- Banau Location in Nepal Banau Banau (Nepal)
- Coordinates: 28°17′N 83°39′E﻿ / ﻿28.28°N 83.65°E
- Country: Nepal
- Zone: Dhawalagiri Zone
- District: Parbat District

Population (1991)
- • Total: 1,432
- Time zone: UTC+5:45 (Nepal Time)

= Banau =

Village development committee in Dhawalagiri Zone, Nepal

Banau is a village development committee in Parbat District in the Dhawalagiri Zone of central Nepal. At the time of the 1991 Nepal census it had a population of 1432 people living in 251 individual households.

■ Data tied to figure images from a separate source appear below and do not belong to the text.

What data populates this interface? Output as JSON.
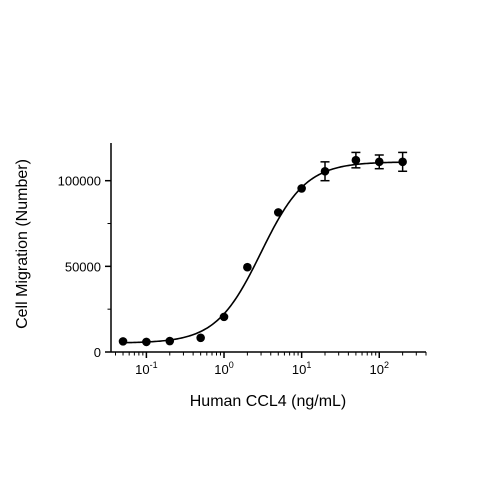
{
  "chart_data": {
    "type": "scatter",
    "title": "",
    "xlabel": "Human CCL4 (ng/mL)",
    "ylabel": "Cell Migration (Number)",
    "x_scale": "log",
    "xlim": [
      0.035,
      400
    ],
    "ylim": [
      0,
      122000
    ],
    "x_ticks": [
      {
        "value": 0.1,
        "base": "10",
        "exp": "-1"
      },
      {
        "value": 1,
        "base": "10",
        "exp": "0"
      },
      {
        "value": 10,
        "base": "10",
        "exp": "1"
      },
      {
        "value": 100,
        "base": "10",
        "exp": "2"
      }
    ],
    "y_ticks": [
      {
        "value": 0,
        "label": "0"
      },
      {
        "value": 50000,
        "label": "50000"
      },
      {
        "value": 100000,
        "label": "100000"
      }
    ],
    "grid": false,
    "series": [
      {
        "points": [
          {
            "x": 0.05,
            "y": 6200,
            "err": 0
          },
          {
            "x": 0.1,
            "y": 5900,
            "err": 0
          },
          {
            "x": 0.2,
            "y": 6400,
            "err": 0
          },
          {
            "x": 0.5,
            "y": 8300,
            "err": 0
          },
          {
            "x": 1,
            "y": 20500,
            "err": 0
          },
          {
            "x": 2,
            "y": 49500,
            "err": 0
          },
          {
            "x": 5,
            "y": 81500,
            "err": 0
          },
          {
            "x": 10,
            "y": 95500,
            "err": 0
          },
          {
            "x": 20,
            "y": 105500,
            "err": 5500
          },
          {
            "x": 50,
            "y": 112000,
            "err": 4500
          },
          {
            "x": 100,
            "y": 111000,
            "err": 4000
          },
          {
            "x": 200,
            "y": 111000,
            "err": 5500
          }
        ],
        "fit": {
          "bottom": 5200,
          "top": 111000,
          "ec50": 3.0,
          "hill": 1.5
        }
      }
    ],
    "colors": {
      "axis": "#000000",
      "points": "#000000"
    }
  }
}
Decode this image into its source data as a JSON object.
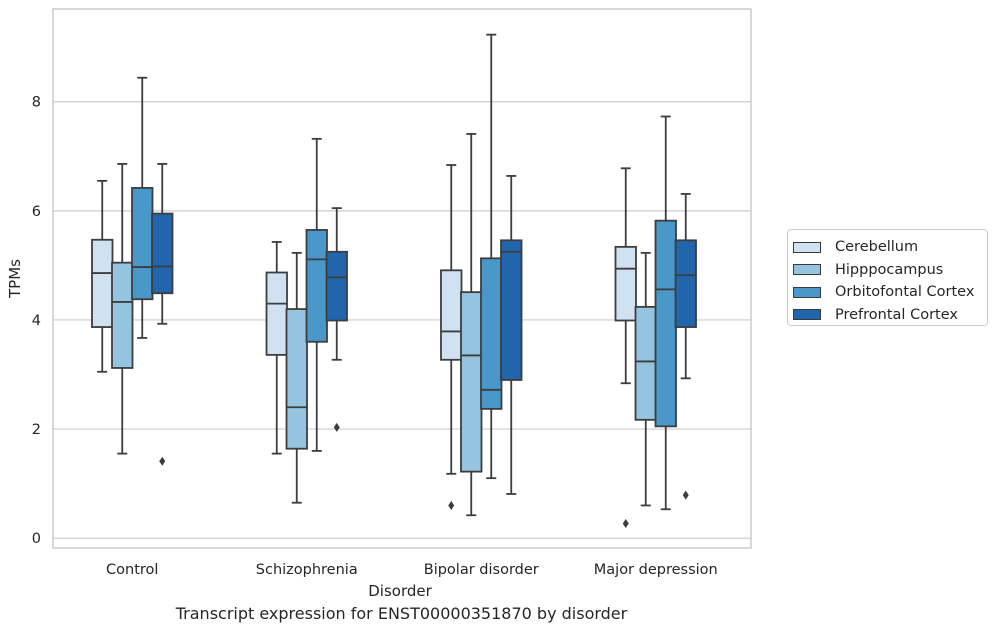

It is inhabited by Pun Magars. It is known for its export of potato products to the neighboring villages of Baglung and Myadgi, and throughout the Parbat District. There are also undiscovered caves and medicinal herbs in the area. It has a view of the Tricity of Baglung, Beni and Kushma.

==Development==
The village has been developing in availability of communication and transportation. INGOs and NGOs have worked to develop the area and improve sanitation, and Internet service and electricity are available. There is also a developing school system.

The culture is somewhat distinct from surrounding villages. Young people have started computer teaching and are beginning to modernize the village. An influence of western culture is also apparent.